Discussion prompt: Computing the matrix exponential and perhaps other functions of matrices.

Sept 29 - Laplacian solvers

Speakers: George Biros (UT Austin) and Rasmus Kyng (ETH Zurich)

Discussion prompt: What does it mean to approximately solve a Laplacian linear system? What is the optimal Laplacian solver, theoretically and practically? What is the scope of applications for Laplacian solvers?

Oct 13 - Iterative solvers for linear systems

Speakers: Richard Peng (Georgia Institute of Technology) and Zdenek Strakos (Charles University in Prague)

Discussion prompt: What does it mean to solve Ax=b iteratively? On what theoretical and practical criteria do you compare different solvers? What are the best solvers based on these criteria?

Oct 27 - Iterative solvers for eigenvalue problems

Speakers: Christopher Musco (NYU), Andreas Stathopoulos (William & Mary), Tom Trogdon (UW)

Discussion prompt: What does it mean to solve an eigenvalue problem iteratively? What iterative eigensolver do you recommend? What stopping criterion do you use?

Nov 10 - RRQR and column subset selection

Speakers: Jim Demmel (Berkeley), Ming Gu (Berkeley) and Michael Mahoney (Berkeley)

Discussion prompt: What does a "rank-revealing algorithm" mean? What rank-revealing algorithm do you recommend? In your applications, do you care about Type I error (column subset selection error) or Type II error (low-rank approximation error)?
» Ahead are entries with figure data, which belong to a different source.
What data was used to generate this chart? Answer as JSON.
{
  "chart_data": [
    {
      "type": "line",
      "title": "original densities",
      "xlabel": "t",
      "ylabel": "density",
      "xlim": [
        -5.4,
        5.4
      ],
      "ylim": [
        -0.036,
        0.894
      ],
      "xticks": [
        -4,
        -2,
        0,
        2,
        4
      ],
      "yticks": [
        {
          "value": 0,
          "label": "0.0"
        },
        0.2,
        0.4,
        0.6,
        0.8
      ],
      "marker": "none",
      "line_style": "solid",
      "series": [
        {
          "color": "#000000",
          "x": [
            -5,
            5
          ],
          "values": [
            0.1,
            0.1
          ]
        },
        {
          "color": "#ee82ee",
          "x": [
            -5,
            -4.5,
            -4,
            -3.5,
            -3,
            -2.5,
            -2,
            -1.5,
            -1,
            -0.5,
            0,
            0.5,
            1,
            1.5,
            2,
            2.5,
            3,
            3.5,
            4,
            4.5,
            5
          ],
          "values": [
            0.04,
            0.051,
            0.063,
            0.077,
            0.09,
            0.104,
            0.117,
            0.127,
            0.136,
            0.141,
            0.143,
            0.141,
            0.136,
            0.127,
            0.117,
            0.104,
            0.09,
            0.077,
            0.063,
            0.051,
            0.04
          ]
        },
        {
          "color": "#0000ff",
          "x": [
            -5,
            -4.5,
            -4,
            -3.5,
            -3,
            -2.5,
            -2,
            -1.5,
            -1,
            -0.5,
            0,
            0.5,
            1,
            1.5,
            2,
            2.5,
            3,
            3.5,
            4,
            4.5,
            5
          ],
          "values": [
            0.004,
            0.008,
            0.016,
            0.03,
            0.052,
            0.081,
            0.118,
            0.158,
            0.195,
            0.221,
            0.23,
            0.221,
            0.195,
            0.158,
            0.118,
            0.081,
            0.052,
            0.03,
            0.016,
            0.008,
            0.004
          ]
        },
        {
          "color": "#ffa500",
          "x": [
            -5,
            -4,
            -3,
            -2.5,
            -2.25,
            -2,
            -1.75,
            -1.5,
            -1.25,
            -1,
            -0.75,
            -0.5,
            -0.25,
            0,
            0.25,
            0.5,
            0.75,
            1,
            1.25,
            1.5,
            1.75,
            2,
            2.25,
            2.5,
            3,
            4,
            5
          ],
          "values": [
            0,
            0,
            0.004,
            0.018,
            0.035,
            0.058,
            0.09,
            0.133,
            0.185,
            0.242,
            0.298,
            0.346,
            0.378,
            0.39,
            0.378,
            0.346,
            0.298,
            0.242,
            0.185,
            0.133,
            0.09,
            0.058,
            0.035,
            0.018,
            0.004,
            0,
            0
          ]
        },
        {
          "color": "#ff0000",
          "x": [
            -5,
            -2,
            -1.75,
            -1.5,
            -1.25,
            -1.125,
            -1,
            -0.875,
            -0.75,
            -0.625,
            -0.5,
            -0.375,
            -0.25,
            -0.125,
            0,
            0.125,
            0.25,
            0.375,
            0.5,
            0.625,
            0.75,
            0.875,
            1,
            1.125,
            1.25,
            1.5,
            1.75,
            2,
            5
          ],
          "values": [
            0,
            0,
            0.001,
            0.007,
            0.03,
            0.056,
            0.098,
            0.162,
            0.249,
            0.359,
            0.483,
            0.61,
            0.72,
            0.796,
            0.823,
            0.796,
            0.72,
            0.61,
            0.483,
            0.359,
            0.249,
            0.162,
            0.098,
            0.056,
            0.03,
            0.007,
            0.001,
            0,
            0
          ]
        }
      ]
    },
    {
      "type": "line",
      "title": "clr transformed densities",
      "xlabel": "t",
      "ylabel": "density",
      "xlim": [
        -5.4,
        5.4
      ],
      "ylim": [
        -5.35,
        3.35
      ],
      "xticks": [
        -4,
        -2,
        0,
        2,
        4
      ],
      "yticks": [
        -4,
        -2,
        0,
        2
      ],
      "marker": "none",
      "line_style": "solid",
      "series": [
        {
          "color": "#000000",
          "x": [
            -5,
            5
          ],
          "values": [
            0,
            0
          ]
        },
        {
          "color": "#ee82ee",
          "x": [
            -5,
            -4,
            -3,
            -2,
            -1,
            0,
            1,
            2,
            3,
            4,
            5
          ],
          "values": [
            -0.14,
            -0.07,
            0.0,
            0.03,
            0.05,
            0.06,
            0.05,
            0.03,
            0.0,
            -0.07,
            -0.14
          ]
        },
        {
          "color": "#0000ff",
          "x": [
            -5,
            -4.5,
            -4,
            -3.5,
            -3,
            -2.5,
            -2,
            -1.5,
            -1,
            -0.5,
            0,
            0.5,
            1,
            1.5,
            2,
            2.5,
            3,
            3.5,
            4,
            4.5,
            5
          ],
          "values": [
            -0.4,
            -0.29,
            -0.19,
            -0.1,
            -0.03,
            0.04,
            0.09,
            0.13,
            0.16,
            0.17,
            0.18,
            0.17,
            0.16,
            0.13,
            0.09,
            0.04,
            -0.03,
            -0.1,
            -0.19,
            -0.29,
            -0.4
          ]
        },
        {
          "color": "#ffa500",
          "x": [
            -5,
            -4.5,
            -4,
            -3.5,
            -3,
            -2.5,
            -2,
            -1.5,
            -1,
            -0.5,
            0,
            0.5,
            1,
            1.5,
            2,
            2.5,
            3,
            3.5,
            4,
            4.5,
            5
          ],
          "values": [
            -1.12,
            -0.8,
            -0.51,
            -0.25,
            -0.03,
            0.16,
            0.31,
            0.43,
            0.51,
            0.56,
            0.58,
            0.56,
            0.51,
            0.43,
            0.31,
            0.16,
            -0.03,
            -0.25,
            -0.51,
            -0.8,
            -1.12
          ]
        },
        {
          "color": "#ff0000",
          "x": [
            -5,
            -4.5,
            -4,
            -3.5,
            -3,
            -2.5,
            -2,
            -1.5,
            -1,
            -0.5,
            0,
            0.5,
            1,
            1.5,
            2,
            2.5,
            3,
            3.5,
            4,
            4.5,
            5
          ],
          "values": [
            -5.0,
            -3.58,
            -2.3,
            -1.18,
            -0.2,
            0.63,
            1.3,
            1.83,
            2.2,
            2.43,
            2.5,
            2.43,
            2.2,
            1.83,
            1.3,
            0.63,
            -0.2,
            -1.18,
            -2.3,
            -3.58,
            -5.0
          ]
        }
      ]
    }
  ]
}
Nov 24 - Thanksgiving break


Dec 8 - Matrix-Matrix multiplication

Speakers: Josh Alman (Columbia) and Julien Langou (CU Denver)

Discussion prompt: What is your favorite algorithm for matrix-matrix multiplication? How do you compare algorithms both practically and theoretically? What makes matrix-matrix multiplication so important?